Течение соматических заболеваний подчиняется единому шаблону: сначала появляется ощущение дискомфорта или нарушения, еще не воспринимаемое как болезнь. Суждения типа «я болен» возникают при радикальной переориентации витального самосознания; это происходит либо благодаря снижению способности к продуктивной деятельности, заставляющему человека прекратить работу, либо под воздействием того, что пришлось услышать от врача. Все, что дотоле лишь слегка раздражало и, по существу, не принималось в расчет, теперь делается важным симптомом и объектом объяснимого внимания. Человек склоняется к рассуждениям по схеме «или—или»: он или здоров, или болен. Решив считать себя здоровым, он не должен особенно беспокоиться по поводу всякого рода раздражающих симптомов; но стоит ему посчитать себя больным, как все проявления собственной непродуктивности и дискомфорта покажутся ему достаточным основанием для того, чтобы ожидать к себе внимательного отношения, ухода и лечения. В тех случаях, когда помимо явно выраженной соматической болезни в игру вступает множество взаимосвязанных соматических и психических феноменов и симптомов, фундаментальная установка больного может иметь решающее значение для дальнейшего развития болезненных проявлений.
Установка на самоконтроль в поддержании нормальной жизни, на то, чтобы не обращать на болезнь никакого внимания, — это прямая противоположность навязчивому подчинению соматической болезни и той совершенно незаметной капитуляции перед ней, которая иногда выглядит как почти целенаправленная решимость заболеть. Больные хотят сочувствия, хотят поднять вокруг себя шум, избежать выполнения тех или иных обязанностей, получить финансовую компенсацию или насладиться какими-то фантастическими радостями. Подобного рода целенаправленная решимость и склонность к капитуляции играют значительную роль при соматических заболеваниях невротической природы, а также в процессе развития pseudologia phantastica (самозабвенной фантастической лжи в сочетании с недвусмысленно вытекающим из нее поведением) и других истерических явлений. После первоначальной фазы нарочитого поведения такие больные, теперь уже помимо своей воли, оказываются захвачены болезнью, которая начинает развиваться своим путем (например, приобретая форму тюремного психоза). Человек может также капитулировать перед маниакальным возбуждением; но он может укротить его или держать его под контролем, не давая ему принять чрезмерную форму.

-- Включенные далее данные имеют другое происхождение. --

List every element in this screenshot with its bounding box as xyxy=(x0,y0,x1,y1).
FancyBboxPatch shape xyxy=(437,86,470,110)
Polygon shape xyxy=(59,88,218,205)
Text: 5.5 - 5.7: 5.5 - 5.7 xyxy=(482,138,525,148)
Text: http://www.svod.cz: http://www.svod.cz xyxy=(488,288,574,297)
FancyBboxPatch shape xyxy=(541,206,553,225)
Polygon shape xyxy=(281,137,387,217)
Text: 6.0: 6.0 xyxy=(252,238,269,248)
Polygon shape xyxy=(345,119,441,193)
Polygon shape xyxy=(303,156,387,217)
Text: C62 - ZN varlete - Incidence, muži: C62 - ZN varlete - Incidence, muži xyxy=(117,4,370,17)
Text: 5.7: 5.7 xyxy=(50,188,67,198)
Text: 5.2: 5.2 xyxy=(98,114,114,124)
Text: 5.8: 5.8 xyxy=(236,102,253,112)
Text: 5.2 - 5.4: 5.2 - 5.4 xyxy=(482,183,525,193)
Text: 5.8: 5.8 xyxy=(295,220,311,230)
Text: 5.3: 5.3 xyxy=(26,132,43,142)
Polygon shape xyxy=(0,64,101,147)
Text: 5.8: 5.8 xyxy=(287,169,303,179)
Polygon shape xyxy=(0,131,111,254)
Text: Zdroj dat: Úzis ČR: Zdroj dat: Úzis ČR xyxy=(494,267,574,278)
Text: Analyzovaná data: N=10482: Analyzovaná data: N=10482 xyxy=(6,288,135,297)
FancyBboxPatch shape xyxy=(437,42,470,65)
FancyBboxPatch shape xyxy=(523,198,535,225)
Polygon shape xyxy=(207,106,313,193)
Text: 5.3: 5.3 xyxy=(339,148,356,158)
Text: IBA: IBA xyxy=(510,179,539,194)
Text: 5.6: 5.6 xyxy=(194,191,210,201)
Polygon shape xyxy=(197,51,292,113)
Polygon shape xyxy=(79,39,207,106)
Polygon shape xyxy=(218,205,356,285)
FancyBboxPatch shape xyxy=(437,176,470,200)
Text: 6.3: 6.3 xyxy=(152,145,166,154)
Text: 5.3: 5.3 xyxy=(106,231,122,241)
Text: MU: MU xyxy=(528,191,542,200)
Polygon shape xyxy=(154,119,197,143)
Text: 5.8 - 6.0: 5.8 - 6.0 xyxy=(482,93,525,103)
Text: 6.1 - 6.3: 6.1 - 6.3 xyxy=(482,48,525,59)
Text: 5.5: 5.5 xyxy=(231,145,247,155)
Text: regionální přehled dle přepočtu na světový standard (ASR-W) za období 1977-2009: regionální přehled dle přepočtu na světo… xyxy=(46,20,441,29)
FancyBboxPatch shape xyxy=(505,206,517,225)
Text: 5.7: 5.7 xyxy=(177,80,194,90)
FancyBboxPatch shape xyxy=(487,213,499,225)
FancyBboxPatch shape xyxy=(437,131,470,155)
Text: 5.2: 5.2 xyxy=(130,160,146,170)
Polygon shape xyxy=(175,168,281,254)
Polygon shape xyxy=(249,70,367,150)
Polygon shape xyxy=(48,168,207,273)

Некоторые люди испытывают настоящую потребность заболеть. При появлении первых же элементов болезни они всячески стараются их сохранить, лелеют их, инстинктивно говорят им «да» и при этом осознанно обращаются за медицинской помощью и выказывают заинтересованность в лечении. Болезнь становится главным содержанием их жизни, средством для того, чтобы играть роль, заставлять других прислуживать себе, извлекать выгоду из уклонения от требований, предъявляемых реальностью. Формулируя ситуацию в наиболее общих терминах, мы можем сказать, что такие люди в событиях, за которые они ответственны и с которыми они понятным образом связаны, хотят видеть лишь нечто совершенно случайное, выходящее за пределы сферы их ответственности. Есть и такие люди, которым важно быть здоровыми любой ценой — чтобы их считали здоровыми при любых обстоятельствах. Они скорее станут винить в собственном недуге самих себя, чем признают, что стали жертвой болезни. Они не позволяют развиваться нервным явлениям, так как беспрерывно пытаются уяснить себе их суть. Любые чисто причинные связи, будучи проявлениями несвободы, для них неприемлемы; они стремятся трансформировать большинство ситуаций во что-то понятное, наделенное известной степенью свободы, в нечто такое, за что они сами могут нести ответственность. При некоторых аномальных состояниях такая установка получает преувеличенное развитие; в подобных случаях запоздалое признание «болезненной» природы того или иного явления может существенно облегчить состояние больного.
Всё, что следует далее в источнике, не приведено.